# Meilleur système actuel de domotique ?



## gigab (23 Janvier 2017)

Bonjour à tous !!

Pour équiper une maison en domotique contrôlable via ordi/smartphone, quel est la meilleure alternative actuelle ?

Contrôle des lumières, radiateurs, prises électriques etc .. sans devoir jongler entre les apps et encore moins jongler entre les fabricants ?

Merci d'avance !!


----------



## melvyn71 (27 Janvier 2017)

Bonjour, 

Personnellement je suis partie sur "jeedom", j'ai fait un retour détaillée sur le post épinglé de @thefutureismylife (dans les derniers commentaires)

Ce qui m'a fait me tourner vers jeedom : 
 c'est ce qui me semble le plus fiable (ne dépend d'aucun cloud = dépendant de personne), 
le moins cher (un raspberry Pi suffit)
le tout en français
avec une communauté active
un très bon support/forum (qui m'a éviter bien des galères)
Un nombre de plugins énorme pour tout type d'équipement 

Et ca répond à ta problématique du fait qu'une fois configurer sur jeedom via les différents plugins dispo, tu n'a plus besoin de l'app du fabricant (et tout est compatible avec HomeKit) et tu peux tout automatiser via des scénarios


----------



## gigab (9 Mai 2017)

Bonjour

Je viens de regarder un peu leur site et en effet ça a l'air vraiment intéressant !!!

Mais pour piloter les objets connectés ... tu utilises quoi ? Des ampoules Hue ? Des prises Elgato Eve Energy ? Pour gérer des volets roulants par exemple ? ;-)


----------



## macmimi (17 Juin 2017)

Salut, je viens apporter mon expérience à ton service. Je me suis lancé il y a à peine 6 mois. Je ne maitrise pas l'ensemble. Pour ma part j'ai choisi la solution Eedomus. Pas vraiment au hasard, mais sans grande conviction au départ. Et depuis je vais de surprise en surprise. L'utilisation simple, la communauté gigantesque. Le support de la team Eedomus omniprésent (mise à jour tous les mois avec nouveauté) J'avais la problématique de mixer X objets connectés. Du Hue, du netatmo, station et thermostat, sonos, balance Whitings, etc j'étais embêter et ne trouvais pas une interface simple rapide et compréhension. Avec Eedomus c'est le top. Tu peux utilisé Homekit sur ton iPhone sans avoir de périphériques homekit, la box les émules et sert de passerelles. Dernièrement l'intégration d'Alexa, (j'en ai fait venir un des USA) c'est fantastique et les mec bossent sans arrêt pour améliorer le truc.
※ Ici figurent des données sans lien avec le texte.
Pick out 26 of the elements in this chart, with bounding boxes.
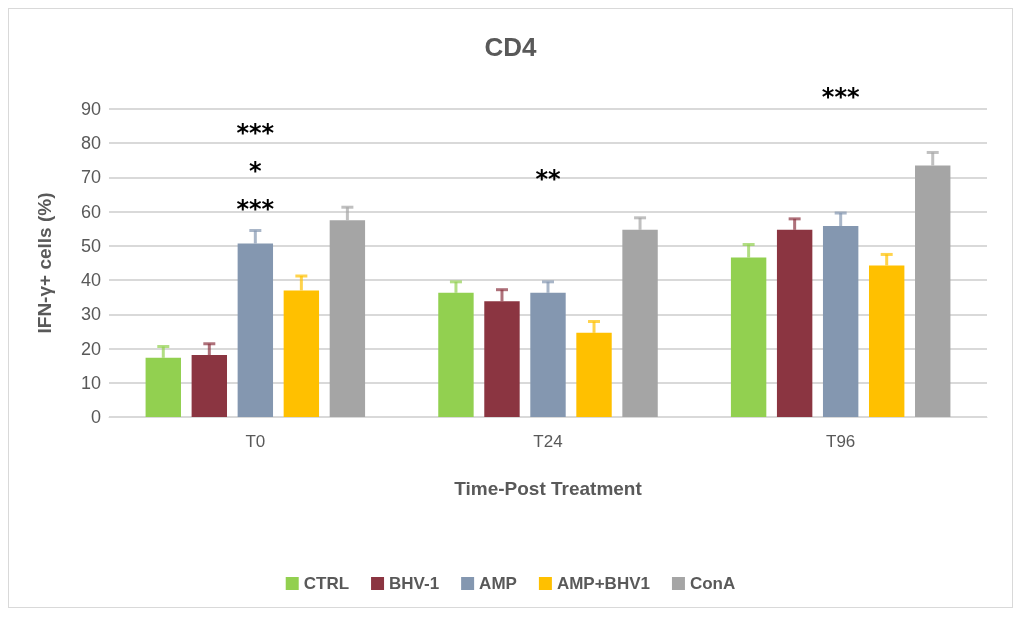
- legend-label: ConA: [689, 574, 736, 593]
- y-axis-title: IFN-γ+ cells (%): [34, 192, 55, 334]
- annotation: ***: [236, 119, 275, 147]
- x-axis-title: Time-Post Treatment: [454, 478, 643, 499]
- legend-label: BHV-1: [389, 574, 440, 593]
- y-tick-label: 40: [80, 270, 101, 291]
- y-tick-label: 70: [80, 167, 101, 188]
- y-tick-label: 10: [80, 372, 101, 393]
- legend-label: AMP+BHV1: [556, 574, 650, 593]
- annotation: *: [249, 157, 263, 185]
- legend-label: AMP: [479, 574, 517, 593]
- y-tick-label: 50: [80, 235, 101, 256]
- y-tick-label: 0: [90, 407, 101, 427]
- y-tick-label: 90: [80, 99, 101, 119]
- annotation: ***: [236, 195, 275, 223]
- y-tick-label: 20: [80, 338, 101, 359]
- y-tick-label: 60: [80, 201, 101, 222]
- annotation: **: [535, 165, 561, 193]
- x-tick-label: T96: [826, 432, 856, 451]
- x-tick-label: T24: [533, 432, 563, 451]
- chart-title: CD4: [484, 32, 538, 62]
- y-tick-label: 30: [80, 304, 101, 325]
- annotation: ***: [821, 83, 860, 111]
- y-tick-label: 80: [80, 133, 101, 154]
- legend-label: CTRL: [303, 574, 350, 593]
- x-tick-label: T0: [245, 432, 266, 451]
J'entends beaucoup parler de Jeedom, ça a lait super open source mais faut mettre les mains dans le cambouis ce qui n'est pas ma grande spécialité. Je t'invite à aller sur le site et sur les forums (entre autre sur cette partie : http://doc.eedomus.com/view/Liste_des_périphériques qui reprend l'ensemble des interfaces possible). 
Regarde la base, le protocole de communication, avant de te lancé. Le prix des modules (Volet roulant, lumières, prises, etc) étant directement impact par le protocole. Si tu as des questions n'hésite pas surtout.


----------